Yo estaba cargado de explosivos. Estaba cebado y amartillado, y el percutor de su voz me impulsó. Estallé. Había dos guardias frente a mí. Les aferré el pescuezo y entrechoqué sus cabezas con tanta fuerza que sus cráneos parecían blandos. Aullé y giré y subí la escalera, riendo y gritando. Los prisioneros se dispersaron. Un guardia me detuvo en el primer rellano. Lo alcé, me lo eché sobre el hombro y seguí corriendo hacia arriba. Una escopeta disparó dos veces, y las balas chasquearon al horadar el cuerpo del guardia que llevaba. Él manoteó la baranda para frenarme y oí cómo le crujían los huesos de la muñeca. Lo arrojé por encima de la baranda y aterrizó sobre otro guardia que estaba abajo. El otro guardia me tenía encañonado, y cuando el cuerpo le cayó encima su arma se disparó. El proyectil rebotó en la escalera y entró en la boca de un prisionero del segundo piso. Yo gritaba mucho más que él. Llegué al tercer piso y corrí a lo largo de las celdas, parloteando y riendo. Me detuve, pasé las piernas sobre la baranda. Y me quedé allí, meciendo los pies. Dos policías me dispararon. Tenían pésima puntería, porque sólo tres de las doce balas me acertaron. Me apoyé en la baranda inferior, recosté las pantorrillas contra la superior, extendí los brazos y grité, maldiciéndolos con la boca llena de sangre. Los prisioneros eran arreados de a seis y de a ocho a una celda de la zona de recreo. Los guardias de abajo de pronto se apartaron, cediendo el paso como cortesanos ante la regia presencia de un agente armado con metralleta. Ese arma cantó para mí. Era una serenata para el gigante del balcón, entonada por un trovador entrecano que tocaba un instrumento estruendoso. No pude resistir esa música más de un instante, y caí a la zona de recreo, dando volteretas en el aire, riendo y tosiendo y sollozando.
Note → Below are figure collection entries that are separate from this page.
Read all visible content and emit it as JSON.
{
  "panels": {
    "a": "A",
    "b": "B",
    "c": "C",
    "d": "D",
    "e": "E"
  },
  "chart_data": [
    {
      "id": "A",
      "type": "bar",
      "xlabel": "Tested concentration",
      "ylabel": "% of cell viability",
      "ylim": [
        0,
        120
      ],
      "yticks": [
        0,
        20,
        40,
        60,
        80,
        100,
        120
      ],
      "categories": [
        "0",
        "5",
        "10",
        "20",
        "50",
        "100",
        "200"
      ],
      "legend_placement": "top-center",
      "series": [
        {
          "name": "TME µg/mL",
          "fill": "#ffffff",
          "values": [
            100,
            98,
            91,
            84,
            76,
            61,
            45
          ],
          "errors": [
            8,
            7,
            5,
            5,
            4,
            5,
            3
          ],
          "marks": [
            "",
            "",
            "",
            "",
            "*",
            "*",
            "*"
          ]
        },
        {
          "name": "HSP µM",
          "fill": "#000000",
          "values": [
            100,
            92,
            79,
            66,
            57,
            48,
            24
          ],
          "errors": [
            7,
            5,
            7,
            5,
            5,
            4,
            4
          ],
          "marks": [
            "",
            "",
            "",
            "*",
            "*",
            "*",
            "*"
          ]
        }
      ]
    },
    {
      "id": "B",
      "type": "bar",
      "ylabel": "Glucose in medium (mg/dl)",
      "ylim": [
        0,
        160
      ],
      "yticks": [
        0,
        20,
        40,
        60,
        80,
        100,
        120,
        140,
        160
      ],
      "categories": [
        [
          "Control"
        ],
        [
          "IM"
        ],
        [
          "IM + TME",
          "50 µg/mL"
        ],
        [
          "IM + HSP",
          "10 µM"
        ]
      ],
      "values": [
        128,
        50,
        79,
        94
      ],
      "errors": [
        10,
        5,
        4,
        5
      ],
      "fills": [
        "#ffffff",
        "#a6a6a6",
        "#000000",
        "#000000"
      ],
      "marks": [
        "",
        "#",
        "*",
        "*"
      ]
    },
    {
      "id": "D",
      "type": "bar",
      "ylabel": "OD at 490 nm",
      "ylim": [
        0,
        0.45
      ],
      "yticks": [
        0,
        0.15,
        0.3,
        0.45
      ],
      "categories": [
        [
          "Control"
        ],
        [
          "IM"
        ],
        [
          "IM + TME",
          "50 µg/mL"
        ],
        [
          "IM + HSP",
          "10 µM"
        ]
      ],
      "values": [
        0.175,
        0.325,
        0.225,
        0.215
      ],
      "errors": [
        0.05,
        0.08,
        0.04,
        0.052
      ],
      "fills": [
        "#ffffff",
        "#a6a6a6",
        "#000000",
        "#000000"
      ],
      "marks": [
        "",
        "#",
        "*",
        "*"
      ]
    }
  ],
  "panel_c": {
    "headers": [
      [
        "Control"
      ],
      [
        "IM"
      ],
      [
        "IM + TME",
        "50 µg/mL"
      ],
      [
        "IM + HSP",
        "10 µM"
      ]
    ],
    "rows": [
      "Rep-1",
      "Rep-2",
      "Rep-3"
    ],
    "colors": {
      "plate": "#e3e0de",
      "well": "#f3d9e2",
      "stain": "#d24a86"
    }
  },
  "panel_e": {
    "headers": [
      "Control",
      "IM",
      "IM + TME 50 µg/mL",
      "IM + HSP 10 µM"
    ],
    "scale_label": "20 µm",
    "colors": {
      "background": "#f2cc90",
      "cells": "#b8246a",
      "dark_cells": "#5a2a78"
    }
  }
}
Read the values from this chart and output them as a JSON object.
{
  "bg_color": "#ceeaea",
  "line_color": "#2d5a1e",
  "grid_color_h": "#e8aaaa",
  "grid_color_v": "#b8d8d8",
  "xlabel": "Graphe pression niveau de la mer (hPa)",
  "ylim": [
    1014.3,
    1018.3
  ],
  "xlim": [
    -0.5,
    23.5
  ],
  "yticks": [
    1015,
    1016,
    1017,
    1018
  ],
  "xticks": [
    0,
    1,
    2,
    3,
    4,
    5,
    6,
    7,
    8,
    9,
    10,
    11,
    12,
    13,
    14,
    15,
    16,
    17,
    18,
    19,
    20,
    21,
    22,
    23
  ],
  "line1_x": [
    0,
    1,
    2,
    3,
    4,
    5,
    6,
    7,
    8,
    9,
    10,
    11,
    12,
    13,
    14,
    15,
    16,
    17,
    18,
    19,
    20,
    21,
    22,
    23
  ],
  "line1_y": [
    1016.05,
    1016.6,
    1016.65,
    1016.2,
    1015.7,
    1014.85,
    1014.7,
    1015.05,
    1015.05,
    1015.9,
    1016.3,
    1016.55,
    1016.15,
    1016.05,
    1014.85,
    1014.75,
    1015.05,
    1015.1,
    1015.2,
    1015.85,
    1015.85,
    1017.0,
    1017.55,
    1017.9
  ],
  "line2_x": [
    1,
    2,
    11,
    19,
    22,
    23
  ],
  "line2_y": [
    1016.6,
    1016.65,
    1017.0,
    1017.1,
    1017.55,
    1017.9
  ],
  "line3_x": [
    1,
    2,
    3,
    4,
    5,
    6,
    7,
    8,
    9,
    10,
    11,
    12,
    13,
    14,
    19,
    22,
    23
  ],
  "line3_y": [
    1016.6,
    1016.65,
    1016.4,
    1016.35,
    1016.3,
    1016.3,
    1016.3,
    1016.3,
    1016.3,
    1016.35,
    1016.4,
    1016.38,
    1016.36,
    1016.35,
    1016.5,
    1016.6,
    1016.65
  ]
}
Me visteis, ¿verdad, torpes polizontes? ¿Buscasteis las armas y acudisteis desde las puertas, desde las salas de inspección y de ingreso, desde las oficinas y dormitorios? ¿Dejasteis las puertas abiertas al venir? Ahora Crawley está en la calle. No lleva prisa. Crawley da las órdenes en cada sitio donde está. Habrá otros como yo.
He trabajado para Crawley. ¿Me veis ahora? Y Crawley ni siquiera dijo gracias.